Una de las madres del Rébsamen que se han reunido con el ombudsman nacional es Mónica Ortega López, quien interpuso la queja con número de expediente CNDH/2/2017/9306/Q.

Mientras en el colegio ya había una lista con nombres de los 19 niños que murieron, entre ellos el de Dani, de siete años e hija única, Mónica Ortega seguía buscándola en los hospitales cercanos.

“Es inconcebible que haya existido este nivel de desorganización cuando supuestamente había un plan maestro diseñado para desastres y activado por el expresidente Peña Nieto.

“No es posible que ya hubieran identificado a mi hija, mientras yo todavía recorría hospitales”, reclamó.

Mónica lleva casi dos años dándole seguimiento a esta queja interpuesta en la CNDH y en ninguno de los más de 700 días que lleva en esta lucha ha desistido. Honrar la memoria de su niña la mantiene en pie, pero también la esperanza de que en esta resolución se evidencie la falta de protocolos por parte de los gobiernos federales y locales para atender los desastres naturales y que se les obligue a diseñar uno que sí funcione.

“Mi prioridad es que las instituciones de este país, como la Secretaría de la Marina, Sedena, Policía Federal y la SEP reconozcan y entendamos que, por todas las omisiones en las que incurrieron, se desencadenó la tragedia en el Colegio Rébsamen”, puntualizó.

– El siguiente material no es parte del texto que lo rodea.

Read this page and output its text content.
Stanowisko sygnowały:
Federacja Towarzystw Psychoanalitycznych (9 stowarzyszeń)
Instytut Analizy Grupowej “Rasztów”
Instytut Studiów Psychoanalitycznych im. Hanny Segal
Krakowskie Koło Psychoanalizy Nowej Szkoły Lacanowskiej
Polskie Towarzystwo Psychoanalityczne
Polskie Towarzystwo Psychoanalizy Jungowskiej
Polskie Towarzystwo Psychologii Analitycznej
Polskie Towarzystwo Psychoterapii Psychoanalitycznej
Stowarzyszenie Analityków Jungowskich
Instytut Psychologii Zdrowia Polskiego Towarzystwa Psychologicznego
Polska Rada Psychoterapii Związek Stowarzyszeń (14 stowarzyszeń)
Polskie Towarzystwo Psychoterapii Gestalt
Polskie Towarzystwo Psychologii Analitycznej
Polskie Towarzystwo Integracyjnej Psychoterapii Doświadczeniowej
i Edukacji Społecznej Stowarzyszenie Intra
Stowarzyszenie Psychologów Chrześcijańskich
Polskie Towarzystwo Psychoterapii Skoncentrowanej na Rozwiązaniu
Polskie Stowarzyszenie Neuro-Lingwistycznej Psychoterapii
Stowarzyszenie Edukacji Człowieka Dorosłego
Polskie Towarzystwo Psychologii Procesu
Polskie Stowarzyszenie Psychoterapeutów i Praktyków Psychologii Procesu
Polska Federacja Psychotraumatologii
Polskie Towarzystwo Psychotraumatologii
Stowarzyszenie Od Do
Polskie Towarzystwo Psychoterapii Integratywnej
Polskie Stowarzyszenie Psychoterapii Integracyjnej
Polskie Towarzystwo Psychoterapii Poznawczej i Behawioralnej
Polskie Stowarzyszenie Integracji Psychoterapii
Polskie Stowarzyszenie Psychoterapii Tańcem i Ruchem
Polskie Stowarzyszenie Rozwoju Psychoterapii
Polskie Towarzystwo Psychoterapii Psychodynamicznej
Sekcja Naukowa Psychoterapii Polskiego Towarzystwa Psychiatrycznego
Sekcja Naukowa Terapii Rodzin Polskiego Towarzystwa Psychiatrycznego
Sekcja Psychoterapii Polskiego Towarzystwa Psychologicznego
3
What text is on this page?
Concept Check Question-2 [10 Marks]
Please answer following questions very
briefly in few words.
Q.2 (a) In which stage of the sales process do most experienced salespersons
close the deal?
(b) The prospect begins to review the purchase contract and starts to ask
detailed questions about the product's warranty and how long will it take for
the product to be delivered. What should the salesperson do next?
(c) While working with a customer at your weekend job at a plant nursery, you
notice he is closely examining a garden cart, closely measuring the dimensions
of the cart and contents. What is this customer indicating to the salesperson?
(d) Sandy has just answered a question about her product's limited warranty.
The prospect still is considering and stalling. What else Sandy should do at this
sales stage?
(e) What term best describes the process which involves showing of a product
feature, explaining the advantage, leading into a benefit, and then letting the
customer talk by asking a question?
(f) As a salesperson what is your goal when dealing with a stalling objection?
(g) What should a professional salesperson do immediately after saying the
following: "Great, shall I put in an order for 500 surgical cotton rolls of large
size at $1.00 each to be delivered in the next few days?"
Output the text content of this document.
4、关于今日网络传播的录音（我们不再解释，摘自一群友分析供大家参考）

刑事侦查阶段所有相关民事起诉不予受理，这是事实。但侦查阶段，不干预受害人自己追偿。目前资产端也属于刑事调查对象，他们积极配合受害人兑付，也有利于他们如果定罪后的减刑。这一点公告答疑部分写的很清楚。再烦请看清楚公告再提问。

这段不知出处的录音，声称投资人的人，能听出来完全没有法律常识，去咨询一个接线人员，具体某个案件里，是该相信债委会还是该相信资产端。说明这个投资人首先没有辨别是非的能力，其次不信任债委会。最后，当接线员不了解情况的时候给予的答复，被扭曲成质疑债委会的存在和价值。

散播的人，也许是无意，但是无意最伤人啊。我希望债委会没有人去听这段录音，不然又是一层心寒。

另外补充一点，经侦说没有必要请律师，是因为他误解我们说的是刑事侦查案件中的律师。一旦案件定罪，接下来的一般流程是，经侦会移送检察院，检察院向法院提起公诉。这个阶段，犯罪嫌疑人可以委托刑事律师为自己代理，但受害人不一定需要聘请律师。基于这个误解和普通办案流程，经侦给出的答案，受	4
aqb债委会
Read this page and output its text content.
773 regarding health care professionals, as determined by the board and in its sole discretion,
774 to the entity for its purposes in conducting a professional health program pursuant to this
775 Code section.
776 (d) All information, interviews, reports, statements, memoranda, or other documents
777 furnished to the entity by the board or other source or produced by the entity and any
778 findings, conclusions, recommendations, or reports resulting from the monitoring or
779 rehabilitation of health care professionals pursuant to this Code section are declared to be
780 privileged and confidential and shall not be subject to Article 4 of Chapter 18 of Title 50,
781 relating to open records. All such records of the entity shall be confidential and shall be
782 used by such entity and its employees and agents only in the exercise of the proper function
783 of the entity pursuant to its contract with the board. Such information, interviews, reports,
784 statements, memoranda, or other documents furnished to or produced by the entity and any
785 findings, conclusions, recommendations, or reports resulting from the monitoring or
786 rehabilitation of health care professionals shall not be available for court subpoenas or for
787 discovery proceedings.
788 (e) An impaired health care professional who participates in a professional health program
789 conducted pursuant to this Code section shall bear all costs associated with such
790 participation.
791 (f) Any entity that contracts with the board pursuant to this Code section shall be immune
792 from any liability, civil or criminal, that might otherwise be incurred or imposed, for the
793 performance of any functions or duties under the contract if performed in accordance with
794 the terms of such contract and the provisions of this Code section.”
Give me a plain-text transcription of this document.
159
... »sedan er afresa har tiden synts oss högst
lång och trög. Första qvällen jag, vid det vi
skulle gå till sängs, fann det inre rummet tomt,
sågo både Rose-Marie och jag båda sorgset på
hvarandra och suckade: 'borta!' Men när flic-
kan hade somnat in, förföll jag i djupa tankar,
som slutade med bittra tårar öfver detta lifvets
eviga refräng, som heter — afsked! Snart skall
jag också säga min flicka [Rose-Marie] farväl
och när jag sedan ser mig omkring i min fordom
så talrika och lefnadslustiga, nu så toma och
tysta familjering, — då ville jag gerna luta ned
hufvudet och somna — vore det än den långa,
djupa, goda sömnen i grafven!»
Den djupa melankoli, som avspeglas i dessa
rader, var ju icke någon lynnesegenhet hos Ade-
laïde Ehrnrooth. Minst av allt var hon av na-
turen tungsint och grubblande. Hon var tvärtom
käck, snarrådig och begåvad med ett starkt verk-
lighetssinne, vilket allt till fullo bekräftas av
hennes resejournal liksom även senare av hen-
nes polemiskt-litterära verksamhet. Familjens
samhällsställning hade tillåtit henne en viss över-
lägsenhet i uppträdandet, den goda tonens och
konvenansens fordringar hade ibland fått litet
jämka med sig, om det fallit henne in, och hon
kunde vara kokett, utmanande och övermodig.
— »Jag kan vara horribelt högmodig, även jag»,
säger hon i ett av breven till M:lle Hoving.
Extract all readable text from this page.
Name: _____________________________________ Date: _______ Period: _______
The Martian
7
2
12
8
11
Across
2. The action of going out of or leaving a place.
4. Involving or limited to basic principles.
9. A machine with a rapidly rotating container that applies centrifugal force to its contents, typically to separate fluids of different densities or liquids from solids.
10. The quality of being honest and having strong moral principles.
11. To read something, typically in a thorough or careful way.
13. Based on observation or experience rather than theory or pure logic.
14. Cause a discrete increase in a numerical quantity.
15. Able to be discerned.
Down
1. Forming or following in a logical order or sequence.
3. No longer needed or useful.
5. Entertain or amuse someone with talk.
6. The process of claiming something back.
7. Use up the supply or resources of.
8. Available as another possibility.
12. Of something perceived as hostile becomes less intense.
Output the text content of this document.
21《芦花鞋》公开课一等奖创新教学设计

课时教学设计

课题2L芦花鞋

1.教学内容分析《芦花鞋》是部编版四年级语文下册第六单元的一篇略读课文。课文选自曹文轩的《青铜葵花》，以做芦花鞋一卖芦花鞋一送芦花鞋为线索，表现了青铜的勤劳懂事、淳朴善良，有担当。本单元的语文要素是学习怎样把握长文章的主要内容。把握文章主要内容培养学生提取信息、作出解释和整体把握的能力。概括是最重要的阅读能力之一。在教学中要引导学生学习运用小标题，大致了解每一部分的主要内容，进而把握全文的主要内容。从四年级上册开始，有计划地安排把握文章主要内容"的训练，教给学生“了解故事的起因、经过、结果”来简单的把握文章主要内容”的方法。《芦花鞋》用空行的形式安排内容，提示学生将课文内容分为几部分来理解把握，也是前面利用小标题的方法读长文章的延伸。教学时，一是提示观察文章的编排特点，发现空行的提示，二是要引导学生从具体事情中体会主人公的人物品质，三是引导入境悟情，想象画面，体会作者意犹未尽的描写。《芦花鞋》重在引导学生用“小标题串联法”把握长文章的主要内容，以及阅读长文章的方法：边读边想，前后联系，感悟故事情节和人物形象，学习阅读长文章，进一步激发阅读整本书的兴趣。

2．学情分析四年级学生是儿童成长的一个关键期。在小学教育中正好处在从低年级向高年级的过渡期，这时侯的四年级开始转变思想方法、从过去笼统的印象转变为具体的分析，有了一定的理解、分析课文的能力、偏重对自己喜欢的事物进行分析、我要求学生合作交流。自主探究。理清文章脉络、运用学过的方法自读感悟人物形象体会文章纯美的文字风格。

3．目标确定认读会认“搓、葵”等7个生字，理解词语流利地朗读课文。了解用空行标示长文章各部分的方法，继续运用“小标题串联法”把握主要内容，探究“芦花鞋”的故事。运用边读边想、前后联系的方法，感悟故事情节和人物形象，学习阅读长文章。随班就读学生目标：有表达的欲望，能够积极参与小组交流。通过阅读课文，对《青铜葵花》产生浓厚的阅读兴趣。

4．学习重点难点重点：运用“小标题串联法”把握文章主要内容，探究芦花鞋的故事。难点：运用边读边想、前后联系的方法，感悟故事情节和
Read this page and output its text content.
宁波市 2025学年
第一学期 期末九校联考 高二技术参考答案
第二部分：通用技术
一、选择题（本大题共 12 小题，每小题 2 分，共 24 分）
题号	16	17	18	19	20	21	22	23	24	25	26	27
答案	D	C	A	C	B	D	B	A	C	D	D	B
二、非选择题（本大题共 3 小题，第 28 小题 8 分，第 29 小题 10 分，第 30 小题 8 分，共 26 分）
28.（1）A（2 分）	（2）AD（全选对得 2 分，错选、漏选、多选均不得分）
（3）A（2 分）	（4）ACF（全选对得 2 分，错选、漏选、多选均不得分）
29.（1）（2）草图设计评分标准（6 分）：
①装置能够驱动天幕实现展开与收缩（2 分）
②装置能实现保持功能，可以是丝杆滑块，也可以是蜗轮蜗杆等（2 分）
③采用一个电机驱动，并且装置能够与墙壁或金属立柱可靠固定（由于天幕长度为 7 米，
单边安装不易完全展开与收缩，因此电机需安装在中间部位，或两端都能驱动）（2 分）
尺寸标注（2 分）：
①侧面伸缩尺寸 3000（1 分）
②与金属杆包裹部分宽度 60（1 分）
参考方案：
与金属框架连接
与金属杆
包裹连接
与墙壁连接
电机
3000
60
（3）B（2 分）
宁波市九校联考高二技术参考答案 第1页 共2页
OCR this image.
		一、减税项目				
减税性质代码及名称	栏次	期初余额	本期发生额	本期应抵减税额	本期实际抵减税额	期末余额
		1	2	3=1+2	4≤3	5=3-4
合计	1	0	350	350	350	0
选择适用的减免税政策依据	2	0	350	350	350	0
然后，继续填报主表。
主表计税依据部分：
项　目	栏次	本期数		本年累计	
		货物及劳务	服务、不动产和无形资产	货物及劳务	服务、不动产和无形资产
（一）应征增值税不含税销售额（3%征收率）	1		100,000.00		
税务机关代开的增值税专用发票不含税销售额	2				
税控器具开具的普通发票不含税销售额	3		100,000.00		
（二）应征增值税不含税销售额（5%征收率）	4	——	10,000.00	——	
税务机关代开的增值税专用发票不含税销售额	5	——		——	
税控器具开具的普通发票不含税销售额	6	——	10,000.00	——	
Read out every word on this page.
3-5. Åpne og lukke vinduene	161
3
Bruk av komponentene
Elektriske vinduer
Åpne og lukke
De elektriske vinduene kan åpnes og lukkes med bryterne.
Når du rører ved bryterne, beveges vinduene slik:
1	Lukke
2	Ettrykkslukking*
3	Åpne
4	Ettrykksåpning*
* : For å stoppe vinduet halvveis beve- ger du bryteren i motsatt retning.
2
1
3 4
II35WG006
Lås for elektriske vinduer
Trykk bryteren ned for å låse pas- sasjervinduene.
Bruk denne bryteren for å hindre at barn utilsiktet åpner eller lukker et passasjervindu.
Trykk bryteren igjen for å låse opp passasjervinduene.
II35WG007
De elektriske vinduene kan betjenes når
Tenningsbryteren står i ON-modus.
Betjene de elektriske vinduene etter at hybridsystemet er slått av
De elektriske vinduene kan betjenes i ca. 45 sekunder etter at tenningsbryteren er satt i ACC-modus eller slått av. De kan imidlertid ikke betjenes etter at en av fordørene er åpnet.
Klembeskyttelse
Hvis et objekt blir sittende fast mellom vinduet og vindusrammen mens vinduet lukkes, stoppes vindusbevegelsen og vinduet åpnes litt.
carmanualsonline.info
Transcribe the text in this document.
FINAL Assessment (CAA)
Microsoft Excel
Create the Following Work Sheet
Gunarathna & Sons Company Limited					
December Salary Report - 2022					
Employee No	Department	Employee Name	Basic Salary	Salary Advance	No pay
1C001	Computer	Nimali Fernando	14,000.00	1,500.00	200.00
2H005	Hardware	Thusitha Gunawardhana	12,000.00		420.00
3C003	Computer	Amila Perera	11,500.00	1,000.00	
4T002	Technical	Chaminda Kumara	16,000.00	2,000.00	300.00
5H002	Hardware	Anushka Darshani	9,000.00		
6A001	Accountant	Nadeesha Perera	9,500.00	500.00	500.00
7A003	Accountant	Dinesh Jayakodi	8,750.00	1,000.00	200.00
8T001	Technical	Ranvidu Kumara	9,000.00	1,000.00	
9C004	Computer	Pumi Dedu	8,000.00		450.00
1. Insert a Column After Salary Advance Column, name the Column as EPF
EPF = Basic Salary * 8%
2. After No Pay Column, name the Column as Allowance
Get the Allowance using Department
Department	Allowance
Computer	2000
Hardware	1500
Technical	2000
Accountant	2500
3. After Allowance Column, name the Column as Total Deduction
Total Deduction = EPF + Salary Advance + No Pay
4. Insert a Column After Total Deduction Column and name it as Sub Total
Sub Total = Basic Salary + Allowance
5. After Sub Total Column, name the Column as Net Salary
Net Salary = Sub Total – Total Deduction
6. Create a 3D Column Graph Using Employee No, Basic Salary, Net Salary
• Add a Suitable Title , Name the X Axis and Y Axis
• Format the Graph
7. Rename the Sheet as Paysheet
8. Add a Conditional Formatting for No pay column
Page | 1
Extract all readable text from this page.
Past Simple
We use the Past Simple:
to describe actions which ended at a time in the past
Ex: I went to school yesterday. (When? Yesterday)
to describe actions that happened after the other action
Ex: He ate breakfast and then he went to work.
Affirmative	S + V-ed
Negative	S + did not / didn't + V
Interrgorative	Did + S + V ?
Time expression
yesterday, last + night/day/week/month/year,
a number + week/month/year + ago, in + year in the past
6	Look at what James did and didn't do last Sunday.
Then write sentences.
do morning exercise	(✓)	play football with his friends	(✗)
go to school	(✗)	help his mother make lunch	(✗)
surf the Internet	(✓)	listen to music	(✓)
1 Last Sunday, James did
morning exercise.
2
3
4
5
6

La Secretaría de Educación Pública dejó operar al colegio a pesar de que el edificio violaba el número de pisos permitidos y de que en instalaciones vivían familiares de la directora Mónica García Villegas, cuando está prohibido mezclar en un inmueble una casa habitación y una escuela.

“Espero que si vuelve a suceder una tragedia como la que vivimos en el sismo del 19 de septiembre, todos los mexicanos tengamos la certeza de que el gobierno sí tiene un plan diseñado para que funcione. Todo este camino que he recorrido con la CNDH es básicamente para que nadie vuelva a pasar por el infierno que yo viví”, concluyó Mónica.